The executive summary defines the size and scope of the problem: “High concentrations of plastic materials, particularly plastic bags, have been found blocking the airways and stomachs of hundreds of species. Plastic bags are often ingested by turtles and dolphins who mistake them for food. There is evidence that the toxic chemicals added during the manufacture of plastic transfer to animal tissue, eventually entering the human food chain. Styrofoam products, which contain carcinogenic chemicals like styrene and benzene, are highly toxic if ingested, damaging the nervous systems, lungs and reproductive organs.”

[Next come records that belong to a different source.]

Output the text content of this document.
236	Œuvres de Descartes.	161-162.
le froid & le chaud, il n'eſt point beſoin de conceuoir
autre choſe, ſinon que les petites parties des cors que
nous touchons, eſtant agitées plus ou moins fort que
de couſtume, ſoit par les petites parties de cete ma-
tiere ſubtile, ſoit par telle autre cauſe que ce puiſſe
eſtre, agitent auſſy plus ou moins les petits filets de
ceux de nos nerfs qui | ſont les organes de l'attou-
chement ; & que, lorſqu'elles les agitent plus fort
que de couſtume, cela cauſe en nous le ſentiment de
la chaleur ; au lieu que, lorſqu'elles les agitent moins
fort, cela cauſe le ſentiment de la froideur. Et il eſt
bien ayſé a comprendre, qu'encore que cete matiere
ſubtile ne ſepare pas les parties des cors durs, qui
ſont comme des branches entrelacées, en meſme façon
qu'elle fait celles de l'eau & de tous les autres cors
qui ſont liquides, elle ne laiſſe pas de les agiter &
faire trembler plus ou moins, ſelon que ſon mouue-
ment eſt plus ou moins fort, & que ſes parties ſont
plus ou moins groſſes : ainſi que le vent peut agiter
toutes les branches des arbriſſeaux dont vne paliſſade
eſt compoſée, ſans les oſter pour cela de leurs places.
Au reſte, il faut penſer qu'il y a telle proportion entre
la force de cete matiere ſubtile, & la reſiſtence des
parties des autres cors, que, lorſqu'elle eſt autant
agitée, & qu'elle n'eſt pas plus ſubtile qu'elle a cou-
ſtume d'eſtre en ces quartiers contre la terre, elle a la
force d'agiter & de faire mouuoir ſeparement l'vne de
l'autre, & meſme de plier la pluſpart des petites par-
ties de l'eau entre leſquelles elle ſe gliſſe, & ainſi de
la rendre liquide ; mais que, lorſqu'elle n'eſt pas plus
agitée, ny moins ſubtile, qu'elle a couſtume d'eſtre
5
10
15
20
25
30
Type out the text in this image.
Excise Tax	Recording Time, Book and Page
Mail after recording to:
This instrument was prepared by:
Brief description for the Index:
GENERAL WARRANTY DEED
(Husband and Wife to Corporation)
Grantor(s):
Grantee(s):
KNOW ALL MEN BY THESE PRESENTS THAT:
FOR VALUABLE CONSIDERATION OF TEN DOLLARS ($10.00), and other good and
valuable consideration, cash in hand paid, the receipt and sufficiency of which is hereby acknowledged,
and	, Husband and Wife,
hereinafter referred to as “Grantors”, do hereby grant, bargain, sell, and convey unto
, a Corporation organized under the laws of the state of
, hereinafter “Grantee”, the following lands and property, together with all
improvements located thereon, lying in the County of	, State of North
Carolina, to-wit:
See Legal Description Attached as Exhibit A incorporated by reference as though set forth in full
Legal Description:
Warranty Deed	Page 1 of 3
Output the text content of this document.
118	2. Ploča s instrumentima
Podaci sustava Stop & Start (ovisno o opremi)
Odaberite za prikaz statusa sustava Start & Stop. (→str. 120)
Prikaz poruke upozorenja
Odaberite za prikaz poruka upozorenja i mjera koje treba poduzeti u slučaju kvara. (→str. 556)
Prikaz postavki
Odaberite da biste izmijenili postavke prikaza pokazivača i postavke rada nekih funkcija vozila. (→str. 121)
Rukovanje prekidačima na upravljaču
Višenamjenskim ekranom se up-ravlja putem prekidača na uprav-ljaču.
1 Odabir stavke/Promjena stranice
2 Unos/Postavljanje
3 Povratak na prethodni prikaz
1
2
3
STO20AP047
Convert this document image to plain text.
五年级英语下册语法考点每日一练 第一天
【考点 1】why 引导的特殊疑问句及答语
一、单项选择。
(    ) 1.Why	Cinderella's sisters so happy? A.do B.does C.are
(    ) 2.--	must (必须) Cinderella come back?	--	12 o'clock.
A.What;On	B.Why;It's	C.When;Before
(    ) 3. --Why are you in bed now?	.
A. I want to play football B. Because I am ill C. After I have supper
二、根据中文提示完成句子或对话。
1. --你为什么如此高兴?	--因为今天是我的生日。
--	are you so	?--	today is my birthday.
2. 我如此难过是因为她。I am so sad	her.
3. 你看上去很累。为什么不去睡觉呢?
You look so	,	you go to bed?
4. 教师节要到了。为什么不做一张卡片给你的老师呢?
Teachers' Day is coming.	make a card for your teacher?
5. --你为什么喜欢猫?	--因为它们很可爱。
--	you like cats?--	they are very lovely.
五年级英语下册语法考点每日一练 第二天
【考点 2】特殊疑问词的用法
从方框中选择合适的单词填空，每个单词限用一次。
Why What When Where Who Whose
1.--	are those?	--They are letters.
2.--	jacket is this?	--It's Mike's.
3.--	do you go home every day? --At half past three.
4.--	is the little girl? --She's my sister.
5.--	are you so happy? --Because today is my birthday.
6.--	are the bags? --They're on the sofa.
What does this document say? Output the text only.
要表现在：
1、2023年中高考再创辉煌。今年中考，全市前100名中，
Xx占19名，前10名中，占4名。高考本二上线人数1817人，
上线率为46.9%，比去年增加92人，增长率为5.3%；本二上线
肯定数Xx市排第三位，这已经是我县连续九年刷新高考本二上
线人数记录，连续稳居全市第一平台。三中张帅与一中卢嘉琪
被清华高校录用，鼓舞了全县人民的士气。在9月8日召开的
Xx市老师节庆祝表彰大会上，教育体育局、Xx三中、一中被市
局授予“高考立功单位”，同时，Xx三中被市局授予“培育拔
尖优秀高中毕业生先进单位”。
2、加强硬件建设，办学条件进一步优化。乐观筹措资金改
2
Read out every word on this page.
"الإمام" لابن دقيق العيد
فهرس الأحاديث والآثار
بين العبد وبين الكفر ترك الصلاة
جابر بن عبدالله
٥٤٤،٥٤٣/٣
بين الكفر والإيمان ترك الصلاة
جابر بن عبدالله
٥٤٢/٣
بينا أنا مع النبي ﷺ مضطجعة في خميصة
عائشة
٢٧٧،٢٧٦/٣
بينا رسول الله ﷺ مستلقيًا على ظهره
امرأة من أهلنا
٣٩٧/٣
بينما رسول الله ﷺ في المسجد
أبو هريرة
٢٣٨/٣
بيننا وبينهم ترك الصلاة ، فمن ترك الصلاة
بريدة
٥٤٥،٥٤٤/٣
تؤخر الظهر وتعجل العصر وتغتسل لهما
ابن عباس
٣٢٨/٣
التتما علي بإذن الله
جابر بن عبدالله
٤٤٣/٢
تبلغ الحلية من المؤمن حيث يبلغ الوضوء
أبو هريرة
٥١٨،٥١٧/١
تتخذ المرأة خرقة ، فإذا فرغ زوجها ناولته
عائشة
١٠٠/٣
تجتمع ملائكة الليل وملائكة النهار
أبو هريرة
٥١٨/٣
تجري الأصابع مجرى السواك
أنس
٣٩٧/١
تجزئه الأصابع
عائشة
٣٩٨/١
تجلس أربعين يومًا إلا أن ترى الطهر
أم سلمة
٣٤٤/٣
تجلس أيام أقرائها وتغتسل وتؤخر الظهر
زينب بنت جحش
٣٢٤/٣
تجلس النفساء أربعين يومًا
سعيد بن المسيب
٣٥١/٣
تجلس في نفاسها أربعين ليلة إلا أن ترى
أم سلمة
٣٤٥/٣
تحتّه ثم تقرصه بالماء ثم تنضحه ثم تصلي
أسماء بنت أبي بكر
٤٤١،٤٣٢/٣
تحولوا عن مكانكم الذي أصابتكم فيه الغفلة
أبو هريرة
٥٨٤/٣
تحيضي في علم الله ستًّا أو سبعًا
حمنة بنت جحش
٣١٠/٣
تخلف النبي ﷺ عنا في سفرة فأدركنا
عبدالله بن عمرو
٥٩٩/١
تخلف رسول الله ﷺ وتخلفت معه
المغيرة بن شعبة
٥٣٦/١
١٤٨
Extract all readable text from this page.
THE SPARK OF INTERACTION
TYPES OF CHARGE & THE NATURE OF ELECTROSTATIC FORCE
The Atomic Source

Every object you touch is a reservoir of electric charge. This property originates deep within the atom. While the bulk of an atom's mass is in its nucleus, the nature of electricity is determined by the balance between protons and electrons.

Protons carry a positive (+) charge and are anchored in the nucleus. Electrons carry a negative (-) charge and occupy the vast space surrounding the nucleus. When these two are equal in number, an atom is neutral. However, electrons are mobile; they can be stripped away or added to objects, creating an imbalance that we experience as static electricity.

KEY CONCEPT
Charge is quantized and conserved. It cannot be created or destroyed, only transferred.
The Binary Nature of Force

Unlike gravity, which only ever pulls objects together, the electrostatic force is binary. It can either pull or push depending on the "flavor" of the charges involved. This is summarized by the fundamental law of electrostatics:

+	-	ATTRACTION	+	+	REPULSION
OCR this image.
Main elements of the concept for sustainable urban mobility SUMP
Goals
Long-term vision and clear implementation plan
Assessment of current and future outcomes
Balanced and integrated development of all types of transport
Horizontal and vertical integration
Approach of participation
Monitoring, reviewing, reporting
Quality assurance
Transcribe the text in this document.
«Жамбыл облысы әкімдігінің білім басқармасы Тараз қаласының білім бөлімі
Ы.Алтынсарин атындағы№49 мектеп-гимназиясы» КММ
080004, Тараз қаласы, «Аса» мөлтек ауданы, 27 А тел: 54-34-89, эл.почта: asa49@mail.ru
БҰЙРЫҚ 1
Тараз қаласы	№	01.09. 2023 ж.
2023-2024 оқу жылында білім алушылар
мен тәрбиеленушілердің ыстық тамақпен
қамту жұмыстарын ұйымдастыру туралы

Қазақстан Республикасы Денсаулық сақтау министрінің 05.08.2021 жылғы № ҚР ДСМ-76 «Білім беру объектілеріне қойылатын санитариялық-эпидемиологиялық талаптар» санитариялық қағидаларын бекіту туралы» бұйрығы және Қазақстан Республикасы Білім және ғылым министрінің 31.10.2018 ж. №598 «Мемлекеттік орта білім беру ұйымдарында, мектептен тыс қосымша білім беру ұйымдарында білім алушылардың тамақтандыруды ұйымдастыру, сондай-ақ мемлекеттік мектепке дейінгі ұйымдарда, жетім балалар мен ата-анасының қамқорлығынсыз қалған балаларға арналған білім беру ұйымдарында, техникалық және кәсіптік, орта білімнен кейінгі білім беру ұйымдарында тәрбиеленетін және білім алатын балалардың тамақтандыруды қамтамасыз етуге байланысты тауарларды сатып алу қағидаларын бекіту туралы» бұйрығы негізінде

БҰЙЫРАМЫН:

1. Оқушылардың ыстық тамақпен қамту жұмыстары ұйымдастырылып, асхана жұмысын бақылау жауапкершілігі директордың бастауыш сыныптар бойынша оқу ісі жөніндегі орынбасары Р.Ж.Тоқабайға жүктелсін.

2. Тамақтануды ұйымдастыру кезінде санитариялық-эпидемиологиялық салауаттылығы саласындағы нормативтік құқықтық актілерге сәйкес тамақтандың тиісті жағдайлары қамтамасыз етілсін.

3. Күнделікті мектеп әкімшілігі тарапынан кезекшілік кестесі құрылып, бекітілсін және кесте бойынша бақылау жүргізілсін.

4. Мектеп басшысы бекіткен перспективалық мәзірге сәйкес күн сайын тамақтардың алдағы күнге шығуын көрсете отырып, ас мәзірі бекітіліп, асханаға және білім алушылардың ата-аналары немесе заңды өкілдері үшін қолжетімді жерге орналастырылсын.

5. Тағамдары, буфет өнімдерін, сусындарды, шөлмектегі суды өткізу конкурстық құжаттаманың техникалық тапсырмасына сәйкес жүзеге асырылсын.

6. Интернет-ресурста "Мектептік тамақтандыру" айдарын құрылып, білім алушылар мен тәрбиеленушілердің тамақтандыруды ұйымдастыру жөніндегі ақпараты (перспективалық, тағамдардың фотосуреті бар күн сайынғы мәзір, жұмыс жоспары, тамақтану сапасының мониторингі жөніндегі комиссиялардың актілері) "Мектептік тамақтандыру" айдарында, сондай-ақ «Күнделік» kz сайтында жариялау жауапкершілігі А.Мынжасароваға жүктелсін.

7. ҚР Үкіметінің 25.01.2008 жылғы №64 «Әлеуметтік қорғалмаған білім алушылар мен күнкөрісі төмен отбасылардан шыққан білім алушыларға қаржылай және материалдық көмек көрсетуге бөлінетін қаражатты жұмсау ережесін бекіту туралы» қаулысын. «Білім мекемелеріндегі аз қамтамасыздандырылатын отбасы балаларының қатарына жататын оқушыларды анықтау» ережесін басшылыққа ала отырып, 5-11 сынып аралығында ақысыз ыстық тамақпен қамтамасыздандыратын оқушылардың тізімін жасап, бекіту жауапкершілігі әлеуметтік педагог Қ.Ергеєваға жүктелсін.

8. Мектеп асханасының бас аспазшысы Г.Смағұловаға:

Nearly 50 percent of the plastic waste generated globally in 2015 was plastic packaging. The most common single-use plastics found in the environment? Cigarette butts; plastic drinking bottles, bottle caps, food wrappers, grocery and other bags, lids, straws, stirrers, cups and cutlery; and Styrofoam take-out food containers.
While the report acknowledges that cities, states and countries bear much of the responsibility for reducing plastic pollution, by reducing their personal use of disposable plastics, individual consumers can also do their part. Some possibilities: carrying reusable fabric bags or reusing plastic grocery bags multiple times before disposing of them; buying sodas, water and other beverages in glass rather than plastic bottles; opting for reusable glass or metal straws; choosing glass or stainless-steel food storage containers; using your own spoons and forks rather than the plastic ones offered with take-out food; and putting pressure on supermarkets and restaurants to find safer, healthier alternatives to Styrofoam packaging.